Mingsley chuckled as if the woman had told an amusing story. “I've found,” he said loftily, as if speaking in generalities, “that the finely tuned sensibilities of an artist are best soothed with the lovely sound of coins being stacked. I am sure we can get past your reservations. And I can promise you that the money from this would be incredible. Look at what your work brings in now, using ordinary wood. If you fashioned beads from wizardwood, we could ask… whatever we wanted. Literally. What we would be offering buyers has never been available to them before. We're two of a kind in this. Outsiders, seeing what all the insiders have missed.”
“Two of a kind? I am not at all sure we can even talk.” There was no compromise to the woman's tone, but Mingsley seemed deaf to it.
“Look at it,” he gloated. “Fine straight grain. Silvery color. Plank after plank and I haven't spotted a single knot. Not one! Wood like that, you can do anything with it. Even if we remove the figurehead, have you restore it, and sell it separately, there is still enough wizardwood in this hulk to found an industry. Not just your beads and charms; we have to think bigger than that. Chairs, and bedsteads, and tables, all elaborately carved. Ah! Cradles. Imagine the status of that, rocking your firstborn to sleep in a cradle all carved from wizardwood. Or,” the man's voice suddenly grew even more enthused, “perhaps you might carve the headboard of the cradle with women's faces. We could find out how to quicken them, teach them to sing lullabies, and we'd have a cradle that could sing a child to sleep!”
“The thought makes my blood cold,” the woman said.
“You fear this wood, then?” Mingsley gave a short bark of laughter. “Don't succumb to Bingtown superstition.”
“I don't fear wood,” the woman snapped back. “I fear people like you. You charge into things blindly. Stop and think. The Bingtown Traders are the most astute merchants and traders this part of the world has ever seen. There must be a reason why they do not traffic in this wood. You've seen for yourself that the figurehead lives. But you don't ask how or why! You simply want to make tables and chairs of the same substance. And finally, you stand before a living being and blithely speak of chopping up his body to make furniture.”
Mingsley made an odd sound. “We have no real assurances that this is a live being,” he said tolerantly. “So it moved and it spoke. Once. Jumping jacks on sticks move, as do puppets on strings. Parrots talk. Shall we give them all the status of a human?” His tone was amused.
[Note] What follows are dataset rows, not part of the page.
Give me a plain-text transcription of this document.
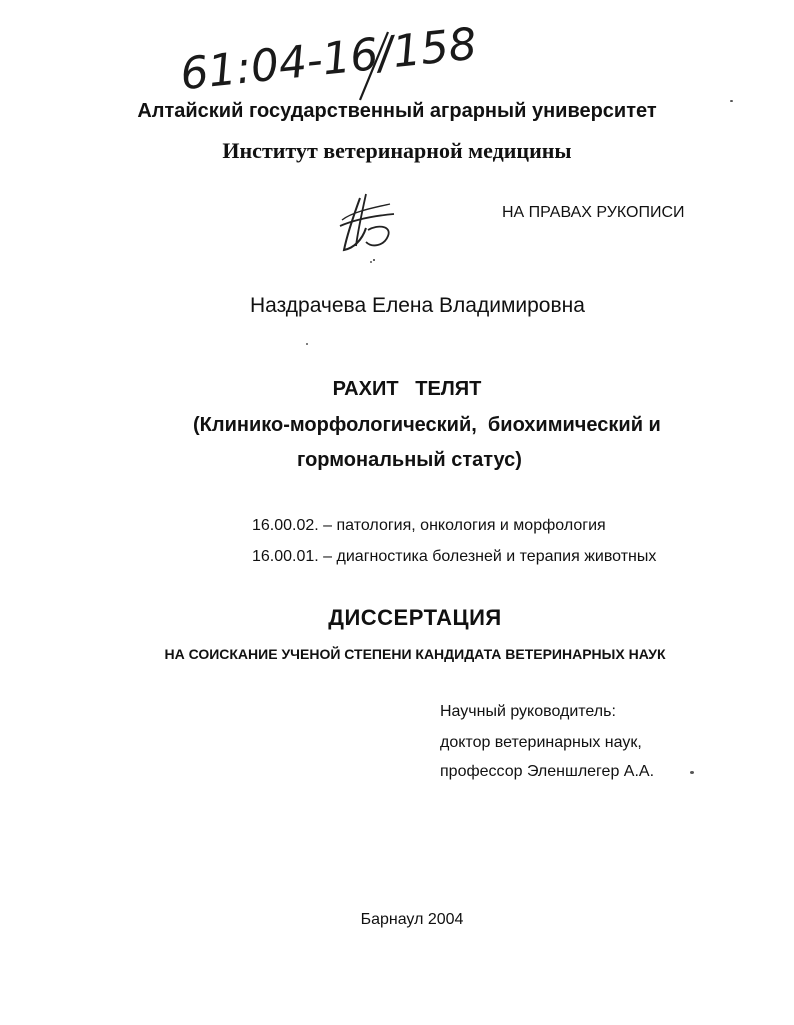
61:04-16/158
Алтайский государственный аграрный университет
Институт ветеринарной медицины
НА ПРАВАХ РУКОПИСИ
Наздрачева Елена Владимировна
РАХИТ   ТЕЛЯТ
(Клинико-морфологический,  биохимический и
гормональный статус)
16.00.02. – патология, онкология и морфология
16.00.01. – диагностика болезней и терапия животных
ДИССЕРТАЦИЯ
НА СОИСКАНИЕ УЧЕНОЙ СТЕПЕНИ КАНДИДАТА ВЕТЕРИНАРНЫХ НАУК
Научный руководитель:
доктор ветеринарных наук,
профессор Эленшлегер А.А.
Барнаул 2004
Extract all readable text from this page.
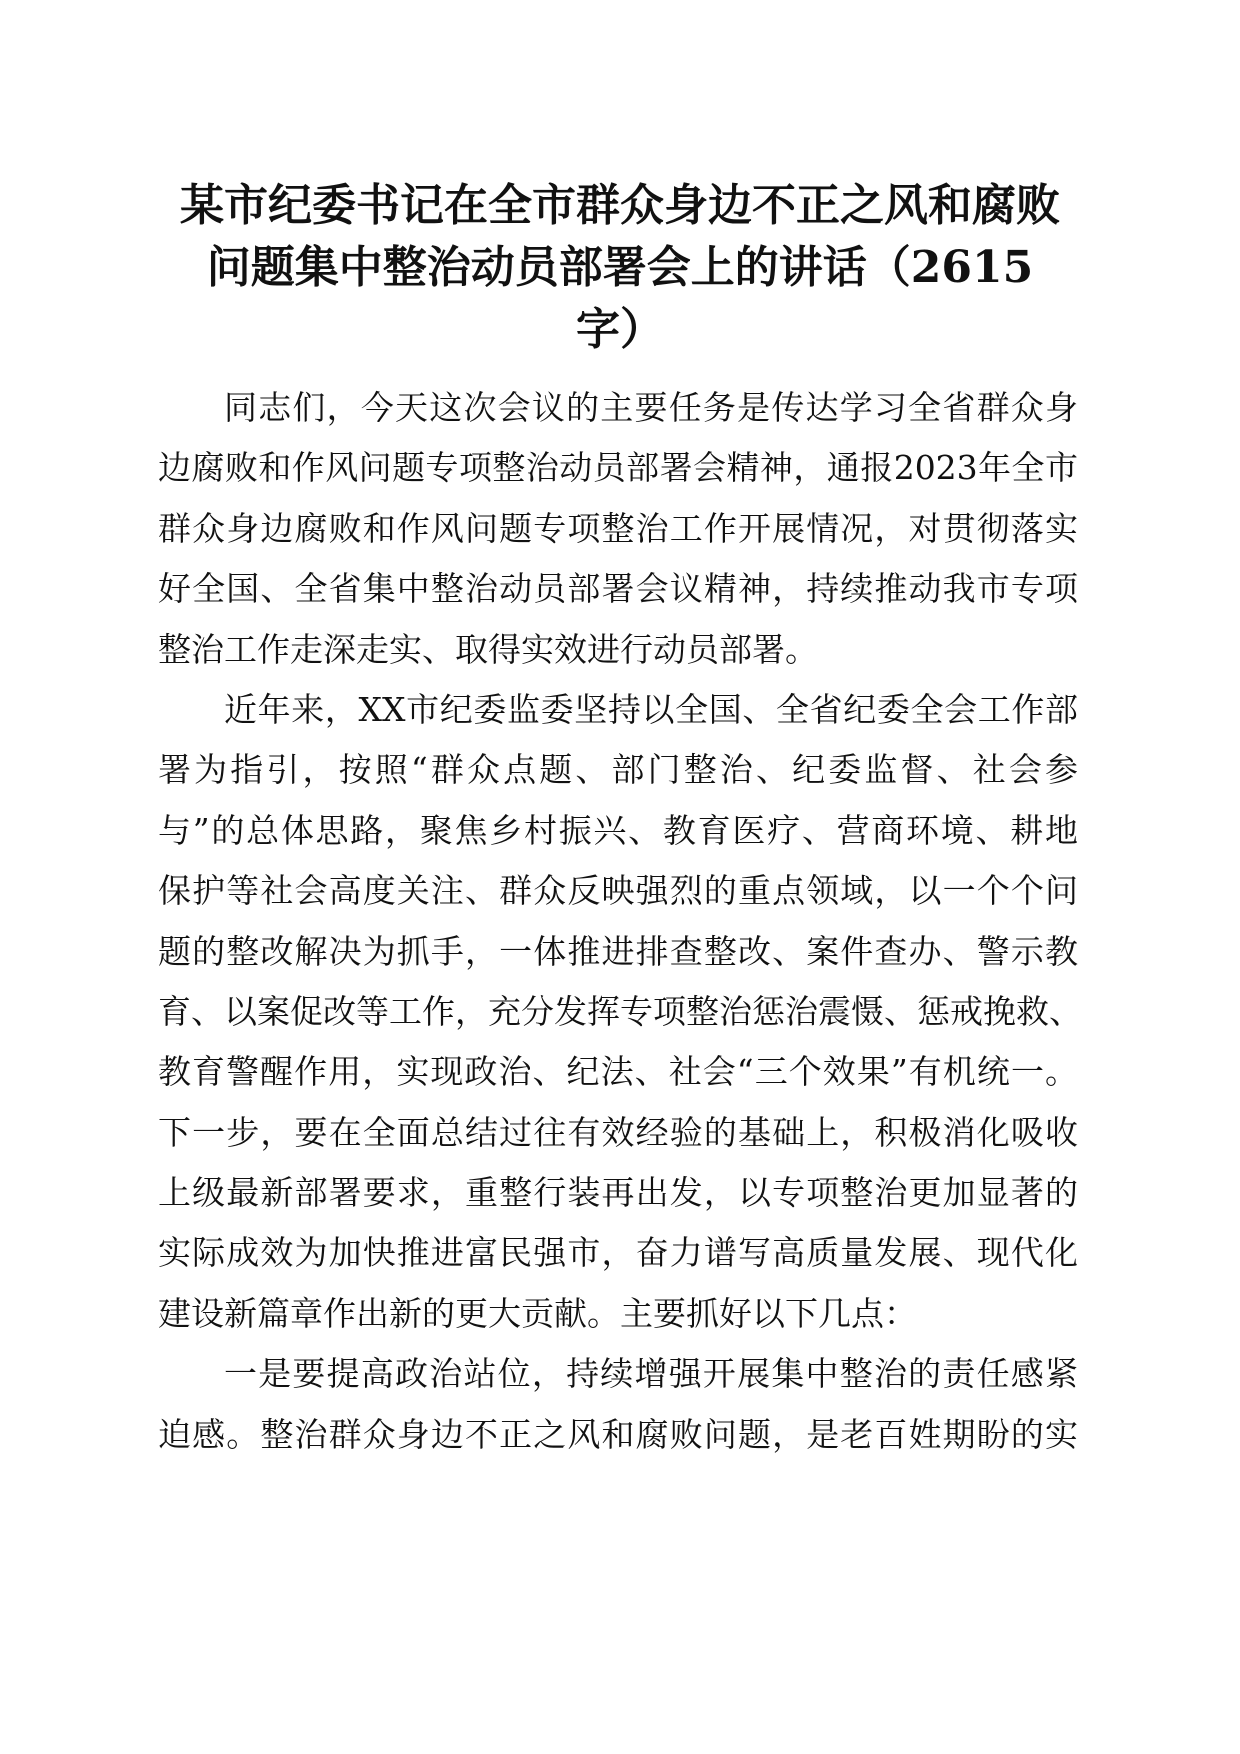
某市纪委书记在全市群众身边不正之风和腐败
问题集中整治动员部署会上的讲话（2615
字）
同志们，今天这次会议的主要任务是传达学习全省群众身
边腐败和作风问题专项整治动员部署会精神，通报2023年全市
群众身边腐败和作风问题专项整治工作开展情况，对贯彻落实
好全国、全省集中整治动员部署会议精神，持续推动我市专项
整治工作走深走实、取得实效进行动员部署。
近年来，XX市纪委监委坚持以全国、全省纪委全会工作部
署为指引，按照“群众点题、部门整治、纪委监督、社会参
与”的总体思路，聚焦乡村振兴、教育医疗、营商环境、耕地
保护等社会高度关注、群众反映强烈的重点领域，以一个个问
题的整改解决为抓手，一体推进排查整改、案件查办、警示教
育、以案促改等工作，充分发挥专项整治惩治震慑、惩戒挽救、
教育警醒作用，实现政治、纪法、社会“三个效果”有机统一。
下一步，要在全面总结过往有效经验的基础上，积极消化吸收
上级最新部署要求，重整行装再出发，以专项整治更加显著的
实际成效为加快推进富民强市，奋力谱写高质量发展、现代化
建设新篇章作出新的更大贡献。主要抓好以下几点：
一是要提高政治站位，持续增强开展集中整治的责任感紧
迫感。整治群众身边不正之风和腐败问题，是老百姓期盼的实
“And now you are willing to spout whatever nonsense you must to get me to do your will. I've been down to the north wall where the liveships tie up. As have you, I'll wager. The ships I saw there are clearly alive, clearly individuals. Mingsley. You can lie to yourself and convince yourself of anything you wish. But don't expect me to accept your excuses and half-truths as reasons I should work for you. No. I was intrigued when you told me there was a dead liveship here, one whose wood could be salvaged. But even that was a lie. There is no point to me standing out here in the rain with you any longer. I've decided this is wrong. I won't do it.”
Paragon heard her striding away, heard Mingsley call after her, “You're stupid. You're walking away from more money than you can even imagine.”
Her footsteps halted. Paragon strained his ears. Would she come back? Her voice alone came, pitched in a normal tone but carrying clearly. “Somehow,” she said coldly, “you have confused profitable and not profitable with right and wrong. I, however, have not.”
Then he could hear her walking away again. She strode like an angry man. The rain began to pelt even harder; the drops would have stung human flesh. He heard Mingsley grunt with distaste at the new downpour.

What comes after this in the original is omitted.